#9: The Different Types of Forex Analysis
Different types of Forex analysis
Forex analysis generally falls into one of these three categories:
- Fundamental Analysis
- Technical Analysis
- Sentiment Analysis
With this kind of analysis, you typically look at things like...
GDP, the Gross Domestic Product of a country or how fast or slow a country is growing.
The interest rates.
Non-farm payroll, like how many jobs are created.
These are one of a few of the key fundamental piece of news that Forex traders look into.
Of course, there's a lot more out there.
So, if you want to check out fundamental analysis.
You can go down to www.forexfactory.com
At the calendar, you will see the different piece of fundamental news that will be coming out for the week:
If you're going to look at the differences, you can look at the previous change, what's the actual number that came out, and the forecast.
You can also look at the historical record of it:
So, this is a very useful website to kind of follow through what are the different pieces of fundamental news that are coming out in the markets for all the different countries.

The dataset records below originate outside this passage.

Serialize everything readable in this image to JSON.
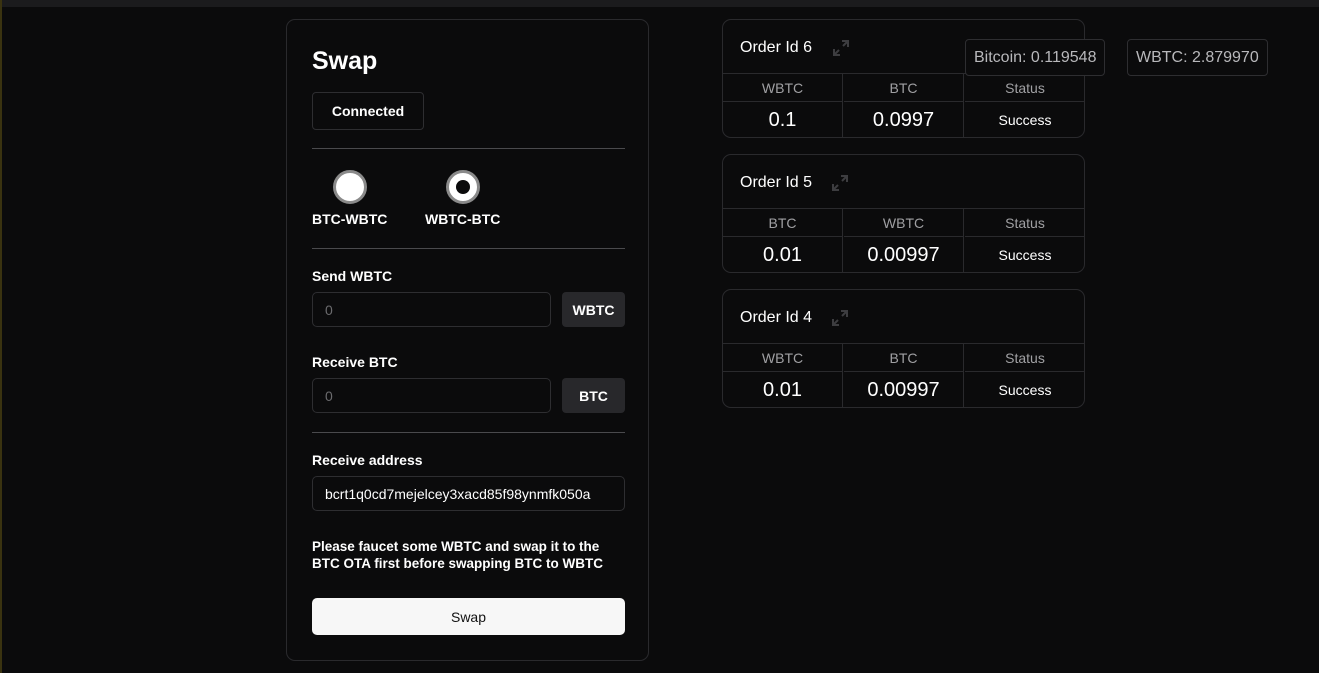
{
  "swap": {
    "title": "Swap",
    "connected_label": "Connected",
    "radio_options": [
      {
        "label": "BTC-WBTC",
        "selected": false
      },
      {
        "label": "WBTC-BTC",
        "selected": true
      }
    ],
    "send_label": "Send WBTC",
    "send_placeholder": "0",
    "send_unit": "WBTC",
    "receive_label": "Receive BTC",
    "receive_placeholder": "0",
    "receive_unit": "BTC",
    "address_label": "Receive address",
    "address_value": "bcrt1q0cd7mejelcey3xacd85f98ynmfk050a",
    "note": "Please faucet some WBTC and swap it to the BTC OTA first before swapping BTC to WBTC",
    "swap_button_label": "Swap"
  },
  "orders": [
    {
      "title": "Order Id 6",
      "headers": [
        "WBTC",
        "BTC",
        "Status"
      ],
      "values": [
        "0.1",
        "0.0997",
        "Success"
      ]
    },
    {
      "title": "Order Id 5",
      "headers": [
        "BTC",
        "WBTC",
        "Status"
      ],
      "values": [
        "0.01",
        "0.00997",
        "Success"
      ]
    },
    {
      "title": "Order Id 4",
      "headers": [
        "WBTC",
        "BTC",
        "Status"
      ],
      "values": [
        "0.01",
        "0.00997",
        "Success"
      ]
    }
  ],
  "balances": {
    "bitcoin": "Bitcoin: 0.119548",
    "wbtc": "WBTC: 2.879970"
  },
  "icons": {
    "expand": "expand-arrows-icon"
  }
}
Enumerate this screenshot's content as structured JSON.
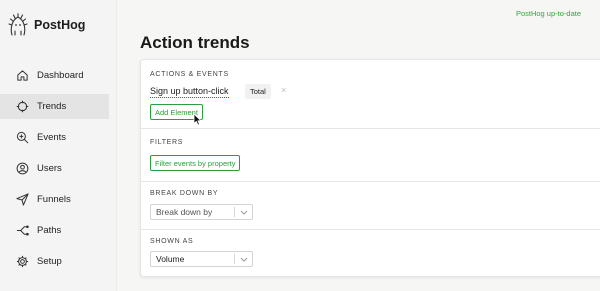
{
  "brand": {
    "name": "PostHog",
    "logo_icon": "hedgehog-icon"
  },
  "status_text": "PostHog up-to-date",
  "sidebar": {
    "items": [
      {
        "label": "Dashboard",
        "icon": "home-icon",
        "active": false
      },
      {
        "label": "Trends",
        "icon": "crosshair-icon",
        "active": true
      },
      {
        "label": "Events",
        "icon": "search-icon",
        "active": false
      },
      {
        "label": "Users",
        "icon": "users-icon",
        "active": false
      },
      {
        "label": "Funnels",
        "icon": "send-icon",
        "active": false
      },
      {
        "label": "Paths",
        "icon": "paths-icon",
        "active": false
      },
      {
        "label": "Setup",
        "icon": "gear-icon",
        "active": false
      }
    ]
  },
  "page": {
    "title": "Action trends"
  },
  "actions_events": {
    "title": "ACTIONS & EVENTS",
    "action_name": "Sign up button-click",
    "math_label": "Total",
    "remove_symbol": "×",
    "add_button": "Add Element"
  },
  "filters": {
    "title": "FILTERS",
    "button": "Filter events by property"
  },
  "breakdown": {
    "title": "BREAK DOWN BY",
    "placeholder": "Break down by"
  },
  "shown_as": {
    "title": "SHOWN AS",
    "value": "Volume"
  },
  "colors": {
    "accent_green": "#2c9e3f",
    "status_green": "#32a83a",
    "link_blue": "#1a6bd9",
    "sidebar_bg": "#f4f4f4",
    "active_bg": "#e4e4e4"
  }
}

Euro, New Zealand, Canadian, and US Dollar, etc.
Technical analysis is vastly different from fundamental analysis.
Fundamental considers data information that is related to macroeconomics.
Whereas technical analysis…
It's all basically the stuff that you see traders plot on their charts.
Those are usually what we call technical analysis tools!
To share with you an example.
This chart is a candlestick chart with the 200-period moving average as a black line with support and resistance levels:
This all classify under technical analysis and it's really a lot that you can play around with.
The thing is…
You do not need to know everything from A to Z.
You don't have to know everything like fundamentals, technical, or sentiment.
But rather to pick that few tools that resonate the most with you, and be proficient in it!
Sentiment analysis is in a category of its own.
Because it quantifies and gauges what the market sentiment is.
For example, there's one called the Commitment of Traders report:
You can go to barchart.com as they provide free COT reports.
How do you use it?
The general idea is that there are three groups of traders in the market.
The large speculator, like banks and other institutions.
Small speculator like retail traders like me and you.
Then the commercial speculators, people who go to the markets to hedge whatever reasons that they want to hedge for.
Cadbury needs cocoa to make chocolate.
So, they may go to the futures market and locking at a fixed rate of cocoa as their raw material.
Or maybe cars like Ford Motors that wants to buy supplies in India or China and they want to hedge their currency.
This is all classified under commercial speculator.
The general idea of using the COT report is that you want to look at the white timeframe like with the last five years.
You're going to look for the extremes of the COT report.
The general idea is that the COT report tends to help you anticipate market turning points.
The green line is the large speculator.
And the blue line is a small speculator (you can usually ignore it).
Is where I pay attention to when price moves to the extreme.
When it's going to reach extreme selling levels, it's telling you that a lot of the commercial companies are selling this particular instrument like EUR/USD.
You can actually see how the EUR/USD bottomed out last May 2017.
You can also see that it isn't foolproof.
But there will be times where the commercial speculator is able to so-called help you better time your entry.
Using the COT report is to look for extreme buy and selling levels made by the commercials because that could actually highlight you of potential reversals in the market.
Another one that you can use is what I call the long/short ratio:
This is a tool that you can use on Forex Factory.
Over here, you can see traders coming to this website and stating their positions whether they are long or short.
What you want to do is to look for extremes.
What I tend to find is that when there is an extreme group of traders who are long.
The market tends to reverse towards the downside.
When the extreme number of traders were short, the market tends to reverse towards the upside.
We can use this as a sentiment tool to trick against the so-called “the herd.”
But you don't want to trade this in isolation, but use it as a sentiment tool that you can use as part of your trading plan!
I believe there are other sites or other brokerage sites that let you see what their clients are doing what, what are their positions.
Again, you want to take note of extreme positions like maybe 80% is long, 20% in short.
That is something that could give you an idea behind the sentiment of the particular currency that you are trading.
- Fundamental Analysis uses economic indicators like GDP, interest rates, CPI like a Consumer Price Index, etc.
- Technical Analysis boils down to support resistance, indicators, pivot points, and other technical indicators or charting tools you see on your chart.
- Sentiment Analysis tries to gauge what is the sentiment of the market. You can use the Commitment of Traders report or the long/short ratio.
One thing to point out is that you don't use any one particular tool in isolation.
You don't want to just trade based on GDP.
You don't want to enter your trade based on the COT report.
You don't want to enter your trade just because you see a bullish hammer, no.
You kind of want to either you can focus on fundamental entirely, you can focus on technical entirely, or you can focus on sentiment entirely, or you can mix and match.
Just choose which one resonates with you the best and helps you to develop a cohesive trading plan.
For me, personally, I'm just a pure technical trader.
I don't pay attention to fundamental nor a sentiment.
But that is not the only way to trade again, right?
You have to find what works best for you.